12 Octobre 2011 , Rédigé par intelligentsia.tn Publié dans #sociologie

28 septembre 2010

Comment les Etats-Unis ont occidentalisé le monde

La troisième sécession de l'Occident, après cinq siècles de colonisation, et 2 guerres civiles européennes (de 1914-1918 et de 1940-1945) est celle de la mondialisation, c'est à dire de l'occidentalisation du monde sous direction d'une Amérique qui, réussit, du point de vue économique, à amasser, en 1945, la moitié de la richesse mondiale, aux dépens d'une Europe exsangue de l'Atlantique à l'Oural et d'un Tiers-Monde affamé.
Du point de vue politique, ce pays, qui avait consenti le minimum de pertes humaines, se voulut le maître du monde, dictant sa loi à l'Europe mendiante du Plan Marshall qui rouvrait à l'Amérique un marché européen ruiné par la guerre, imposant à Bretton-Woods un règne du dollar égal à celui de l'or, et, cinquante ans après, un traité de Maestricht où il est dit expréssement que "l'Europe ne pourra être" que "le pilier européen de l'Alliance Atlantique" (c'est-à-dire, en clair, une Europe, soumise aux lois américaines comme l'ont illustré les lois de Helms-Burton et les lois d'Amato, légiférant pour le monde entier en imposant ses embargos).
Le XXème siècle est né avec quelques années de retard : avec l'incendie de 1914, cette guerre d'où ne sortirent que des vaincus.
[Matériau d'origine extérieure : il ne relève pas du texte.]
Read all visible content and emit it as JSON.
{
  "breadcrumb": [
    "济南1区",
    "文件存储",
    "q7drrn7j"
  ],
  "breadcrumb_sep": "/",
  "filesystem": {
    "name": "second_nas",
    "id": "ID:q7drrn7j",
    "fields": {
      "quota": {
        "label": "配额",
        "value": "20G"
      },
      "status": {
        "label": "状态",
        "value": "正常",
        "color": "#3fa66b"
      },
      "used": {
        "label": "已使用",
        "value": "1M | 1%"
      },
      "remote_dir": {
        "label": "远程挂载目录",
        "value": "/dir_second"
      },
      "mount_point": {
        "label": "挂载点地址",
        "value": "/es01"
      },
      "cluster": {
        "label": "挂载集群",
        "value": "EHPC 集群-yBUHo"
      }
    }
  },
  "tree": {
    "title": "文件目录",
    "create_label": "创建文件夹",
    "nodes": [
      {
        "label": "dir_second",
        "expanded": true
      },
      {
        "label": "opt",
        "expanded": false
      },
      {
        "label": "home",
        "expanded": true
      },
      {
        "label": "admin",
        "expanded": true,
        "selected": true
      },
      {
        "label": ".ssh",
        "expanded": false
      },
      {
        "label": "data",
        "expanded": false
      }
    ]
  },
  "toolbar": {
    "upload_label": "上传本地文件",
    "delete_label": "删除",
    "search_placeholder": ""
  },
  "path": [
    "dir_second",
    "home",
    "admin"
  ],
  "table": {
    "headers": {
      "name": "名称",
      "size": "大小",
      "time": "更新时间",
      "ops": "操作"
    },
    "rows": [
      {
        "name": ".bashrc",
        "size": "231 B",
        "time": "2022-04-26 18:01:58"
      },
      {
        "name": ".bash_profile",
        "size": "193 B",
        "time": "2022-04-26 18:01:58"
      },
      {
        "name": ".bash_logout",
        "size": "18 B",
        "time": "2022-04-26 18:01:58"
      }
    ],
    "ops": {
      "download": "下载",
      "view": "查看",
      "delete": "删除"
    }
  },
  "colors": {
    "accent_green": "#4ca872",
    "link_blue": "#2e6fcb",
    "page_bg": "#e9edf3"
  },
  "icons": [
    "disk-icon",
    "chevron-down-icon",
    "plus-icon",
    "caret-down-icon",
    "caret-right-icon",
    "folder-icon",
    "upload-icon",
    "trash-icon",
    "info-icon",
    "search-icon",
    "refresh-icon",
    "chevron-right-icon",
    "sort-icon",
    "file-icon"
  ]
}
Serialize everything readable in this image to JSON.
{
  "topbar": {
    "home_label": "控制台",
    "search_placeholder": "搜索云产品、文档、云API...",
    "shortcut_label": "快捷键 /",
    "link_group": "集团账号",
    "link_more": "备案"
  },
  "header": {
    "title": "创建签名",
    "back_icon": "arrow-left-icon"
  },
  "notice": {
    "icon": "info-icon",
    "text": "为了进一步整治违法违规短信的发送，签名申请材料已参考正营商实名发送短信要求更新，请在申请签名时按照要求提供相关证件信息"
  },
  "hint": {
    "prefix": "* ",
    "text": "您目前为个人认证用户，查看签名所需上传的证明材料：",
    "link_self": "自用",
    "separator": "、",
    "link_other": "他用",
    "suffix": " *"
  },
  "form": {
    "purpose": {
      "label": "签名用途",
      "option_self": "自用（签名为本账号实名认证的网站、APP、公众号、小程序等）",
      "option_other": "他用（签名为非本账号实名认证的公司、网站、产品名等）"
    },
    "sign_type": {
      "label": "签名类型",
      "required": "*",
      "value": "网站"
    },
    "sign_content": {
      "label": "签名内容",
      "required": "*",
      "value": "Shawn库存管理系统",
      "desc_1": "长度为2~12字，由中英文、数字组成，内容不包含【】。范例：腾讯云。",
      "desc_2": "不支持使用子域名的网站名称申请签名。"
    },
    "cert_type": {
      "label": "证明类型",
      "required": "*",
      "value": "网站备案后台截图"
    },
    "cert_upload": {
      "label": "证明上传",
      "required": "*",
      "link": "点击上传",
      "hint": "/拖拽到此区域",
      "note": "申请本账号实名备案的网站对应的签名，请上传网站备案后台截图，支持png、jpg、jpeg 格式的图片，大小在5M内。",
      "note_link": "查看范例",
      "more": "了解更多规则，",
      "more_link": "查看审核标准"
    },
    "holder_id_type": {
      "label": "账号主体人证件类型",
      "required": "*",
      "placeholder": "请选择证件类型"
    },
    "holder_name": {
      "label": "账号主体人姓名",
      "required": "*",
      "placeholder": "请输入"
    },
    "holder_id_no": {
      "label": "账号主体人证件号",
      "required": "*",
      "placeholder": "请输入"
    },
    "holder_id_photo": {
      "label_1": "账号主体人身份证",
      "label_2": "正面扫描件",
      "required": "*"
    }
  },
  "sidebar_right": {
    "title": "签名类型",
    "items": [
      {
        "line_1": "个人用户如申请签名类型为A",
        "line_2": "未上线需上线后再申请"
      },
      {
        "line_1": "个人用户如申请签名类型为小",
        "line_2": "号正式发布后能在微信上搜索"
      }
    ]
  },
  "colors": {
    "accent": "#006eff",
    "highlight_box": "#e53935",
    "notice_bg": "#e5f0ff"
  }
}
Ce qui précède, les quelques années ou l'on dansait encore sur les volcans éteints de la ligne bleue des Vosges et de la Commune de Paris. Celle-ci avait éveillé les espérances messianiques de ceux qui n'ont pas et les sauvages terreurs de ceux qui ont. Elles n'en font pas partie.
Il n'y avait plus que des ruines, des monuments aux morts, et la conscience de l'effondrement de toutes les valeurs.
Sur les deux rives du Rhin la vie sociale marquait un recul historique d'un siècle : d'un côté avec une Chambre bleu horizon face à la colère des grèves de 1920, de l'autre avec la répression sauvage de Spartacus et de ceux qui en incarnaient les rêves : Liebnecht et Rosa Luxembourg.
Au delà des ténèbres se levait alors un nouveau matin, avec ses nouvelles espérances messianiques, aussi bien pour les peuples brisant le joug des anciens tyrans, que pour les artistes, les poètes, savants, les Anatole France comme les Aragon, les Langevin comme les Romain Rolland, qui saluaient l'aurore. En face la grande terreur des maîtres qui essayaient d'endiguer ce déferlement d'avenir, par une politique du fil de fer barbelé avec Clémenceau, ou le projet de Churchil de marcher sur Moscou en battant le rappel de tous les débris du passé pour empêcher de naître autre chose que ce qui est.
Le siècle entier allait être dominé par cette grande peur et cette promesse d'un monde autre. Par l'irrésistible ascension aussi du désespoir et de la fureur des vaincus : le traité de Versailles portait en lui le germe d'une nouvelle tuerie que seul Lord Keynes annonçait prophétiquement dans son livre : Les Conséquences économiques de la paix (1922) : "Si nous cherchons délibérément à appauvrir l'Europe centrale j'ose prédire que la vengeance sera terrible : d'ici vingt ans nous aurons une guerre qui, quel que soit le vainqueur, détruira la civilisation."
En exigeant de l'Allemagne, sous prétexte de réparations, la moitié de sa richesse, fut préparé le naufrage de tout un peuple : le désespoir et l'humiliation des coeurs, le torrent des faillites, et le chômage des multitudes. Les provocations des vainqueurs suscitèrent l'appétit de vengeance et le déchaînement du Tout plutôt que cela, qui assura le triomphe de la démagogie nationaliste la plus délirante, le désir à tout prix de sortir de la misère et du chômage. Il ne fallut que 16 ans de fermentation de ce bouillon de culture, pour assurer le triomphe de l'homme providentiel. Il accéda au pouvoir de la façon la plus démocratique du monde, obtenant, avec ses alliés, la majorité absolue au Parlement de la République de Weimar.
Nous avons montré, dans un autre livre, le parallélisme rigoureux entre la courbe de la montée du chômage et celle de la montée du National-Socialisme.
Hitler trancha le noeud gordien en transformant les chômeurs en ouvriers des usines d'armement, puis ceux-ci en soldats, et ces soldats en cadavres. Le problème était résolu.
Les conditions étaient remplies pour que la deuxième guerre mondiale ne soit que la suite de la première : conséquence de l'aveuglement des vainqueurs, et de l'ivresse qui s'était emparée d'eux pour avoir abattu le grand rival économique et politique de l'Angleterre et de la France.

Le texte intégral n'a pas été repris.